Even now, many Rohingya people continue to enter Bangladesh illegally from conflict-hit Rakhine, paying boatmen and brokers on both sides of the border.
“This reflects the escalating conflict in Arakan and their desperation for safety,” Lwin observed. “With no viable alternatives, they depend on smugglers, risking exploitation. This underscores the urgent need for a sustainable solution, including international pressure on the Myanmar regime and the Arakan Army.”
Amid such a grave situation, Lwin advocates for a sustainable solution for Rohingya refugees in Bangladesh, rather than relying solely on foreign aid. He argues that this can only be achieved by empowering the Rohingya people in Bangladesh.
“To empower Rohingya in Bangladesh to secure employment, the [Bangladesh] government and international organizations must issue work permits for Rohingya refugees in sectors like agriculture, fisheries, and manufacturing,” Lwin advised.
“They should establish vocational training programs to enhance their skills, support small businesses, and encourage entrepreneurship within refugee camps. Promoting private sector involvement to create job opportunities with fair wages and protections is also crucial.”
That said, Lwin acknowledges that due to the recent deterioration of law and order in Bangladesh, authorities are more likely to restrict Rohingya from working outside camps due to security concerns, political factors, and local opposition.
“However, regulated job opportunities may be allowed within the camps or specific controlled sectors,” he noted.
Lwin also addressed the prevalent fear among Bangladeshi citizens that the Rohingya will settle permanently in Bangladesh, rather than returning to Myanmar once they feel safe.
“Such concerns stem from fears of prolonged refugee stays and uncertain repatriation plans. The government could alleviate these fears by ensuring transparent, safe, and voluntary repatriation processes, collaborating with international organizations for support, and affirming the Rohingya’s right to return to Myanmar.”
With Yunus – an esteemed figure in the West – now in power in Bangladesh, Lwin believes this may be a good time to reform Bangladesh’s policies concerning Rohingya refugees.
“By signing the 1951 Refugee Convention and granting rights to the victims of Myanmar’s genocide, substantial progress can be made in resolving the Rohingya crisis.

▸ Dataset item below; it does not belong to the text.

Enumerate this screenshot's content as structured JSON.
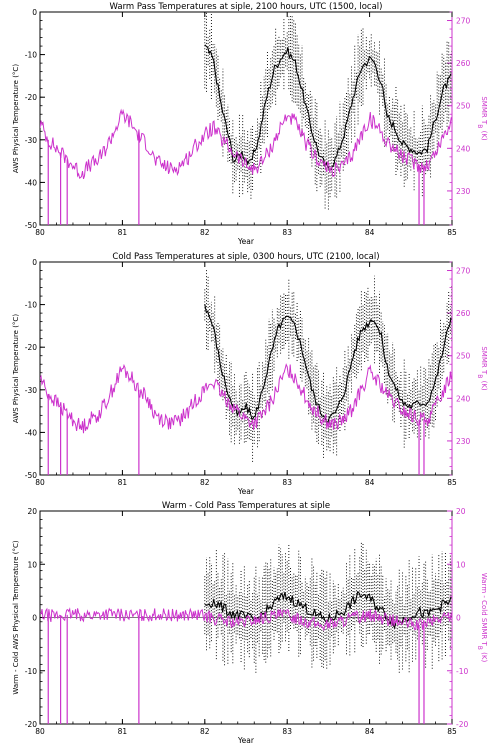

As a neighboring nation to Arakan State, Bangladesh is well-positioned to exert influence over the perpetrators and assist in the repatriation of Rohingya survivors to their homeland,” he explained.
However, while Yunus is seeking international support, Lwin noted that regressive decisions by the United States are worsening conditions for refugees.
According to Lwin, apart from reinstating funds for the Rohingya refugees, the U.S. must advocate for a unified international response that ensures safe repatriation, humanitarian assistance, and peacebuilding initiatives.
He also called on neighboring nations like India and China to support diplomatic solutions and repatriation efforts. Otherwise, “the Rohingya crisis could heighten tensions over refugee movements in South and Southeast Asia.”
In the end, he urged U.N. agencies “to continue providing effective humanitarian aid, while the ICC and ICJ should hold Myanmar accountable for genocide.”